A Report Based on the Monitoring of 61 Government Girls High Schools in February 2011
ISLAMABAD, April 04, 2011: One in every 10 sanctioned teaching posts in monitored government girls’ high schools is lying vacant nationwide, where one teacher has to teach, on an average, 33 girls. Among the monitored schools, 55% did not have a library and 43% had no playgrounds. The government needs to ensure the availability of staff and facilities for the education of female students in the country, says FAFEN Education Monitor released here Monday.
FAFEN Governance Monitors visited 61 government girls’ high schools in 46 districts across the country in February 2011. As many as 36 schools were visited in 25 districts of Punjab, 12 in 11 districts of Sindh, 11 in eight districts of KP and two in as many districts of Balochistan.
As many as 1,493 teaching posts were sanctioned in the monitored schools, of which 1,347 were occupied, leaving 10% of the sanctioned posts vacant. As for the non-teaching posts, on average, 11% of the sanctioned posts were lying vacant across the country. The highest percentage of vacant teaching (29%) and the non-teaching (18%) posts was observed in the monitored schools of Sindh. The highest teacher-student ratio was also observed in Sindh, where one teacher was responsible to teach 45 students.

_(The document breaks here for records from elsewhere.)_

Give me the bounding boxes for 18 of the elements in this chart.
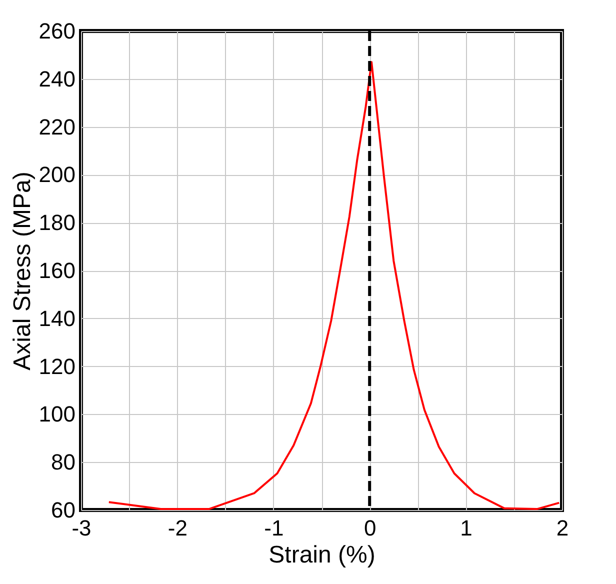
x-axis-title: Strain (%) (268, 542, 376, 568)
y-tick-label: 200 (38, 162, 76, 188)
x-tick-label: 0 (364, 516, 376, 540)
line-series (108, 61, 560, 510)
x-tick-label: 1 (460, 516, 472, 540)
y-tick-label: 80 (51, 450, 76, 475)
y-tick-label: 160 (38, 258, 76, 283)
y-axis-title: Axial Stress (MPa) (8, 172, 36, 370)
x-tick-label: -2 (168, 516, 188, 540)
y-tick-label: 120 (38, 354, 76, 379)
y-tick-label: 180 (38, 210, 76, 236)
y-tick-label: 220 (38, 114, 76, 140)
y-tick-label: 100 (38, 402, 76, 427)
x-tick-label: 2 (556, 516, 569, 540)
y-tick-label: 260 (38, 18, 76, 44)
y-tick-label: 240 (38, 66, 76, 92)
x-tick-label: -1 (264, 516, 284, 540)
y-tick-label: 140 (38, 306, 76, 331)
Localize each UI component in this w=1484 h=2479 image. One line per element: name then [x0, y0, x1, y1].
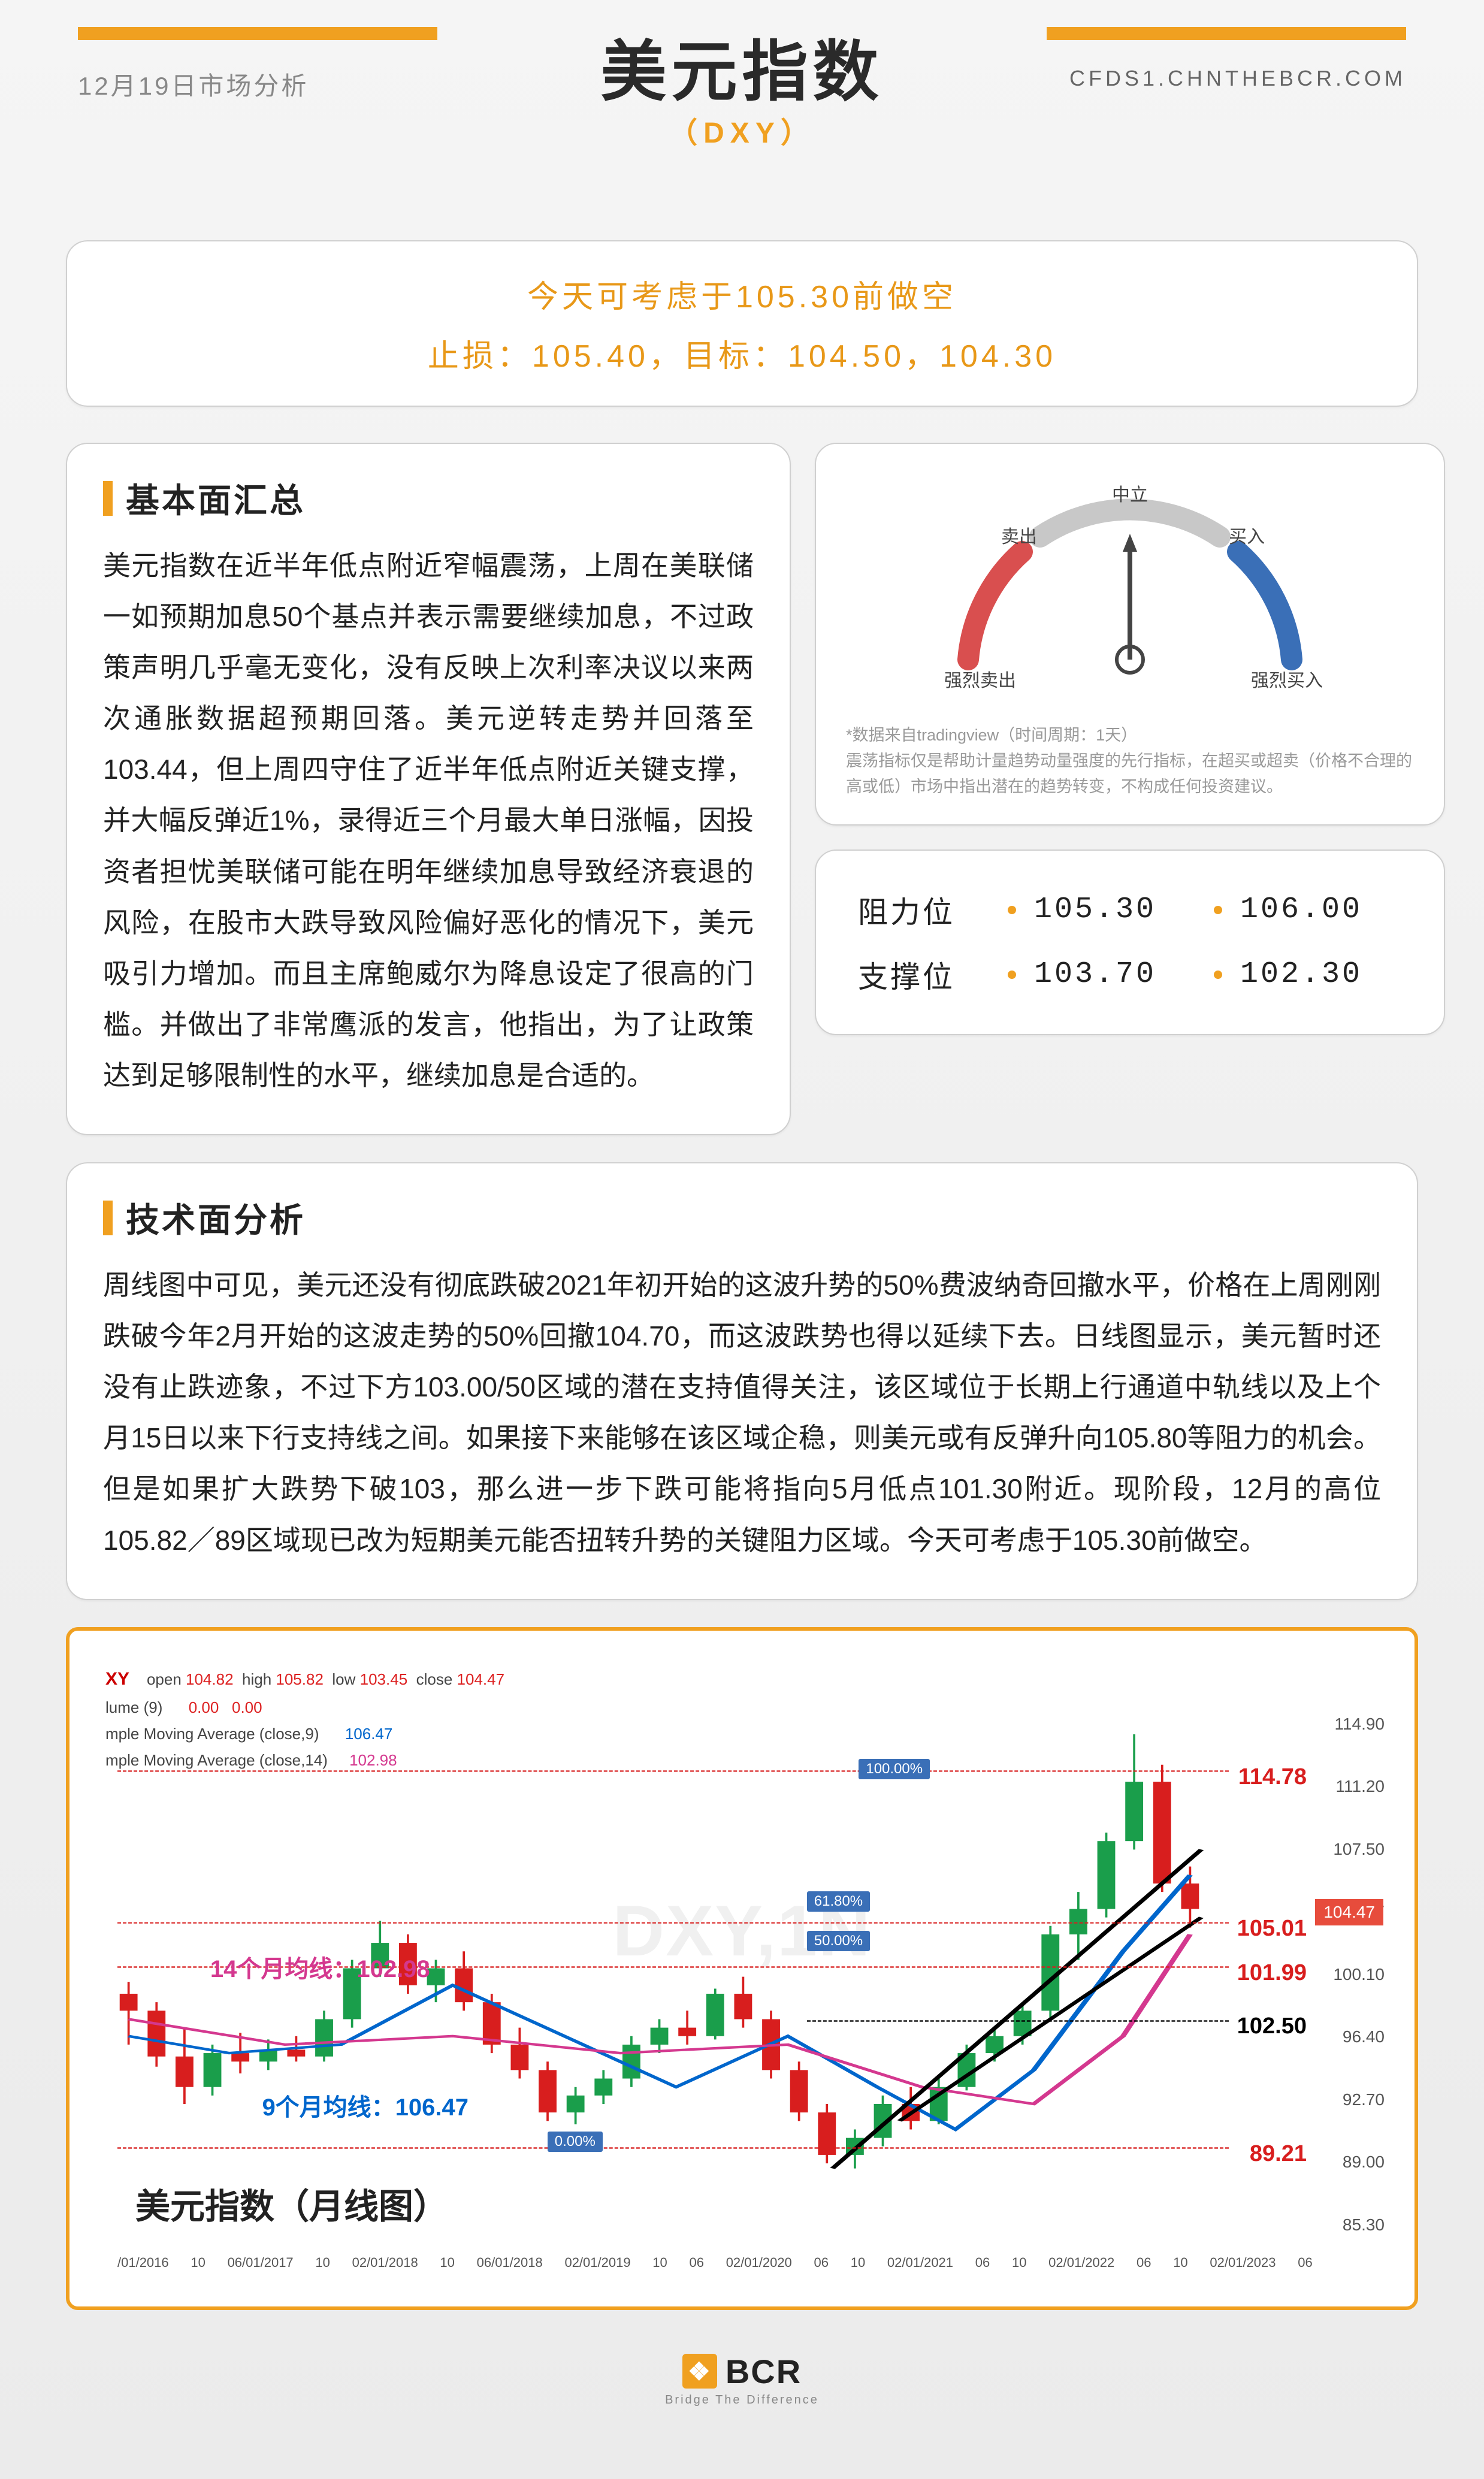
page-title: 美元指数	[601, 18, 884, 114]
chart-x-axis: /01/20161006/01/20171002/01/20181006/01/…	[117, 2255, 1313, 2271]
price-mark: 89.21	[1250, 2141, 1307, 2167]
support-1: 103.70	[1034, 957, 1196, 991]
resistance-label: 阻力位	[858, 888, 990, 932]
resistance-2: 106.00	[1240, 893, 1402, 927]
technical-title: 技术面分析	[126, 1193, 306, 1242]
fib-label: 50.00%	[807, 1931, 870, 1951]
dot-icon	[1008, 906, 1016, 914]
analysis-date: 12月19日市场分析	[78, 66, 309, 102]
fib-label: 61.80%	[807, 1891, 870, 1912]
source-url: CFDS1.CHNTHEBCR.COM	[1069, 66, 1406, 91]
support-label: 支撑位	[858, 953, 990, 996]
header-accent-right	[1047, 27, 1406, 40]
strategy-card: 今天可考虑于105.30前做空 止损：105.40，目标：104.50，104.…	[66, 240, 1418, 407]
sentiment-gauge: 强烈卖出 卖出 中立 买入 强烈买入	[884, 474, 1376, 702]
sentiment-gauge-card: 强烈卖出 卖出 中立 买入 强烈买入 *数据来自tradingview（时间周期…	[815, 443, 1445, 826]
strategy-sl-tp: 止损：105.40，目标：104.50，104.30	[103, 331, 1381, 376]
page-footer: ❖ BCR Bridge The Difference	[0, 2310, 1484, 2407]
fib-label: 0.00%	[548, 2132, 603, 2152]
page-subtitle: （DXY）	[601, 109, 884, 151]
section-accent-icon	[103, 1201, 113, 1235]
gauge-buy-label: 买入	[1229, 527, 1265, 547]
dot-icon	[1214, 906, 1222, 914]
levels-card: 阻力位 105.30 106.00 支撑位 103.70 102.30	[815, 849, 1445, 1035]
ma14-annotation: 14个月均线：102.98	[210, 1949, 430, 1984]
fib-label: 100.00%	[859, 1759, 930, 1779]
price-mark: 101.99	[1237, 1960, 1307, 1986]
chart-y-axis: 114.90111.20107.50104.47100.1096.4092.70…	[1319, 1715, 1385, 2235]
technical-body: 周线图中可见，美元还没有彻底跌破2021年初开始的这波升势的50%费波纳奇回撤水…	[67, 1260, 1417, 1599]
footer-tagline: Bridge The Difference	[0, 2393, 1484, 2407]
price-mark: 114.78	[1238, 1764, 1307, 1790]
price-mark: 105.01	[1237, 1916, 1307, 1942]
section-accent-icon	[103, 481, 113, 516]
ma9-annotation: 9个月均线：106.47	[262, 2088, 469, 2123]
gauge-disclaimer: *数据来自tradingview（时间周期：1天）震荡指标仅是帮助计量趋势动量强…	[846, 722, 1414, 800]
support-2: 102.30	[1240, 957, 1402, 991]
gauge-neutral-label: 中立	[1112, 485, 1148, 505]
bcr-logo-icon: ❖	[682, 2354, 717, 2389]
chart-title: 美元指数（月线图）	[135, 2178, 448, 2229]
dot-icon	[1214, 971, 1222, 979]
fundamentals-body: 美元指数在近半年低点附近窄幅震荡，上周在美联储一如预期加息50个基点并表示需要继…	[67, 540, 790, 1134]
gauge-sell-label: 卖出	[1001, 527, 1037, 547]
price-mark: 102.50	[1237, 2014, 1307, 2039]
resistance-1: 105.30	[1034, 893, 1196, 927]
gauge-strong-buy-label: 强烈买入	[1251, 671, 1323, 691]
fundamentals-title: 基本面汇总	[126, 474, 306, 522]
strategy-entry: 今天可考虑于105.30前做空	[103, 271, 1381, 316]
fundamentals-card: 基本面汇总 美元指数在近半年低点附近窄幅震荡，上周在美联储一如预期加息50个基点…	[66, 443, 791, 1135]
header-accent-left	[78, 27, 437, 40]
technical-card: 技术面分析 周线图中可见，美元还没有彻底跌破2021年初开始的这波升势的50%费…	[66, 1162, 1418, 1600]
dot-icon	[1008, 971, 1016, 979]
last-price-tag: 104.47	[1315, 1899, 1383, 1925]
gauge-strong-sell-label: 强烈卖出	[944, 671, 1016, 691]
price-chart-card: XY open 104.82 high 105.82 low 103.45 cl…	[66, 1627, 1418, 2310]
bcr-logo-text: BCR	[726, 2352, 802, 2391]
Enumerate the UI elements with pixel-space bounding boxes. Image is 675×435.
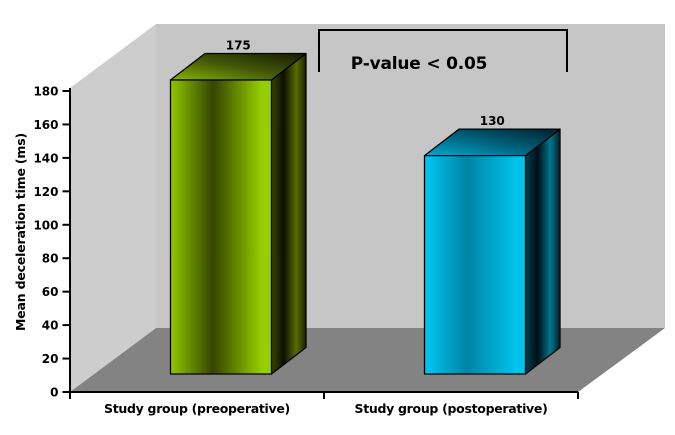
floor — [70, 328, 665, 392]
y-tick-label: 160 — [33, 118, 58, 132]
y-tick-label: 140 — [33, 151, 58, 165]
y-tick-label: 120 — [33, 185, 58, 199]
y-axis-title: Mean deceleration time (ms) — [13, 133, 28, 331]
y-tick-label: 0 — [50, 386, 58, 400]
bar-value-label: 175 — [226, 39, 251, 53]
y-tick-label: 100 — [33, 218, 58, 232]
bar-front-face — [169, 79, 273, 375]
bar-side-face — [270, 52, 307, 375]
bar-front-face — [423, 154, 527, 375]
bar-value-label: 130 — [480, 114, 505, 128]
x-category-label-preoperative: Study group (preoperative) — [104, 401, 290, 416]
significance-bracket — [318, 29, 568, 72]
y-tick-label: 40 — [42, 319, 59, 333]
pvalue-label: P-value < 0.05 — [351, 54, 487, 74]
y-tick-label: 180 — [33, 85, 58, 99]
bar-side-face — [524, 128, 561, 375]
x-category-label-postoperative: Study group (postoperative) — [355, 401, 548, 416]
y-tick-label: 60 — [42, 285, 59, 299]
y-tick-label: 20 — [42, 352, 59, 366]
plot-box — [70, 24, 665, 392]
x-axis — [69, 391, 579, 399]
bar-olive-green: 175 — [169, 39, 307, 375]
y-tick-label: 80 — [42, 252, 59, 266]
bar-cyan-blue: 130 — [423, 114, 561, 375]
y-axis: 0 20 40 60 80 100 120 140 160 180 — [33, 85, 71, 400]
bars: 175 130 — [169, 39, 561, 375]
left-wall — [70, 24, 156, 392]
significance-annotation: P-value < 0.05 — [318, 29, 568, 74]
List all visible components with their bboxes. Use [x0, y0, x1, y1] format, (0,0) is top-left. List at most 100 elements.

Physical education is as important for the students as curricular activities, but little attention is paid to the physical activities of girls in government girls’ high schools, as 43% of the monitored schools did not have playgrounds and 36% lacked a physical training instructor. Thirty-four of the monitored 61 schools (55%) did not have a library for the high school girl students. This becomes more important in light of the fact that relatively lesser boys’ high schools, run by the state, lack a library. According to FAFEN observation of 50 government boys’ high schools in January 2011, 62% of schools had a library. Such gender disparity in similar institutions reflects the gender insensitivity on the part of the policymakers.
Like playgrounds and libraries, many schools were lacking even the basic amenities like arrangements for clean drinking water. In 11% of the monitored schools, no such arrangements were in place.
However, general building and sanitation conditions in the monitored girls’ high schools were satisfactory. With the exception of one school monitored in Sindh, classrooms of all the monitored schools were found to be clean. Almost all monitored girls’ high schools were housed in a proper building and had a boundary wall around them. Despite secure buildings, 43% monitored schools did not have a security guard, despite constant threats to schools in the country in general and girls’ schools in particular, especially in regions under conflict, like KP, FATA, and Balochistan.
Despite good building infrastructure, around one fourth (23%) of the monitored schools lacked chairs and tables for students while 16% lacked this arrangement for teachers. A black/whiteboard was present in the classrooms of all the monitored schools except one each in Sindh, KP, and Balochistan.
While the attendance of teachers in monitored schools on the day of FAFEN observation was satisfactory, the students’ attendance was relatively low. The lower attendance of the students can be attributable to the weak administration of the schools in general. However, in conflict regions, the security threats to female students may be a factor deterring the parents from sending their daughters to schools.
The absence of many essential facilities and issues like vacant posts and/or low attendance of students and teachers in monitored girls’ high schools can be due to a severe lack of public and government oversight of the schools. The administration of 61 schools reported only 28 visits by the government officials and elected representatives in last three calendar months (November 2010, December 2010 and January 2011). Such a weak oversight was evident in all the regions but it was more worrying in Sindh where not a single visit was made by any government or elected official in any of the 12 monitored girls’ high schools.